Best of both worlds, durable longer lasting carbon edge, stainless clad for easy maintanence. Bit on the heftier side so it can do a bit more abuse, and comes in under your 150.00 price tag.

And the patina looks wicked once it sets in with a great contrast to the stainless.
 
It would be nice to know more about what he will be using the knives for, does he want the same profile on both? Western or Japanese?

^that, plus type of cutting board, grip style, cut technique, et.. ??? More info to better select a knife with appropriate steel+profile+geometry.

Mean while, lookup these knives, maybe one of them hit the right note:

Gesshin Uraku stainless 210mm wa-gyuto at Japaneseknifeimports
V2 - Kumagoro Hammer finish gyuto 210mm at Epicureanedge
SKD- Yoshikane gyuto 210mm at Epicureanedge <= semi-stainless will patina, stupid long edge retention
AS - Moritaka Gyuto 210mm at ChefKnivesToGo <= a small chance of requires a little DIY to correct un-even grind
 
I will go with the 210 mm Hiromoto AS core stainless clad.

Best of both worlds, durable longer lasting carbon edge, stainless clad for easy maintanence. Bit on the heftier side so it can do a bit more abuse, and comes in under your 150.00 price tag.

And the patina looks wicked once it sets in with a great contrast to the stainless.

:thumbup: a very good choice. Would be perfect if it has an octagonal wa-handle.
 
Strongly asymmetric, right biased, blade right side convex, left one flat, small V bevels, proportion 70/30 (right/left), angles some 10-12 degree right, 15 degree left.

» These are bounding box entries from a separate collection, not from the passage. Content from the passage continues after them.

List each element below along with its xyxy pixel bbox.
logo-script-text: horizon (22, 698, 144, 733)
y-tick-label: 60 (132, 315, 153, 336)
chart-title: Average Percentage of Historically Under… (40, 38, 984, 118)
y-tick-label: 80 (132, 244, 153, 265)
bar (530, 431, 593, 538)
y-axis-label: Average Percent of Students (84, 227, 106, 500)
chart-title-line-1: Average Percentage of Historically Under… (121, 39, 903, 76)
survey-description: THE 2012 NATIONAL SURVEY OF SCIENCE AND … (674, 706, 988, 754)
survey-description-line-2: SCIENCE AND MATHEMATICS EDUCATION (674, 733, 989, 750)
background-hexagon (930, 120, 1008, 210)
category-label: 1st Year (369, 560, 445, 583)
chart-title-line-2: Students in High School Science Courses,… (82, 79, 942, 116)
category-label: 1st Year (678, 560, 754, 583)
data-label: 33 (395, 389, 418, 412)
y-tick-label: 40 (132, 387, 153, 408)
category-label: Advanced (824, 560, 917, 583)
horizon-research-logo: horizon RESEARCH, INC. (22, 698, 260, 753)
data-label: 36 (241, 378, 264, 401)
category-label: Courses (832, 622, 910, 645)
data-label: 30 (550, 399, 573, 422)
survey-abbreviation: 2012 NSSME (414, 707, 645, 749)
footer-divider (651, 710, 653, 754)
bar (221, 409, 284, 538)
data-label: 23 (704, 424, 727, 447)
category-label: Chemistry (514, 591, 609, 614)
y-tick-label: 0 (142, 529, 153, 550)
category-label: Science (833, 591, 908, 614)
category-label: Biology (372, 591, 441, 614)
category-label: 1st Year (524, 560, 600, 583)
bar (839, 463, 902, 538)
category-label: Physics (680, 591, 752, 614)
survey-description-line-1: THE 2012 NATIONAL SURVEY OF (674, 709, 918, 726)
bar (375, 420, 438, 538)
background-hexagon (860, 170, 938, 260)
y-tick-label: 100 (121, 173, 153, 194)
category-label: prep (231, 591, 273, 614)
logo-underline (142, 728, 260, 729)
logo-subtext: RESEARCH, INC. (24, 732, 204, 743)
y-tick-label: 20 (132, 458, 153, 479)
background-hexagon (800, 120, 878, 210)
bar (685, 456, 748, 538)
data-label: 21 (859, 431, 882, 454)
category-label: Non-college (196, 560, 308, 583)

Use a J400-500 to set the bevels in order to deal with tungsten carbides.
 
In addition to the ones mentioned by Kalaeb and bluntcut, the Aritsugu A-type supposedly is made from some sort of tool-steel on steroids. Ubber crazy edge retention, but may come unsharpened and has been known to give experienced sharpeners heartburn.

I'm with justsomedude on the Shun VG-10 (classics).
 
anybody know if the hiromoto AS is anywhere near a Takedasan blade? Because that is my grail kitchen knife.
 
anybody know if the hiromoto AS is anywhere near a Takedasan blade? Because that is my grail kitchen knife.

Not even close. The only similarity is the AS steel, even then, they perform at different levels. The Takedas really don't have great geometry, except that they are usually so thin, it matters little. The Takeda will feel more nimble, despite being a "larger" knife, and the Takeda will flex(not in a bad way). The Hiros, while great cutters out of the box can really use some thinning to reach better potential.

The Takeda is a great "grail" knife. You may buy many others, but they always seem to be in rotation.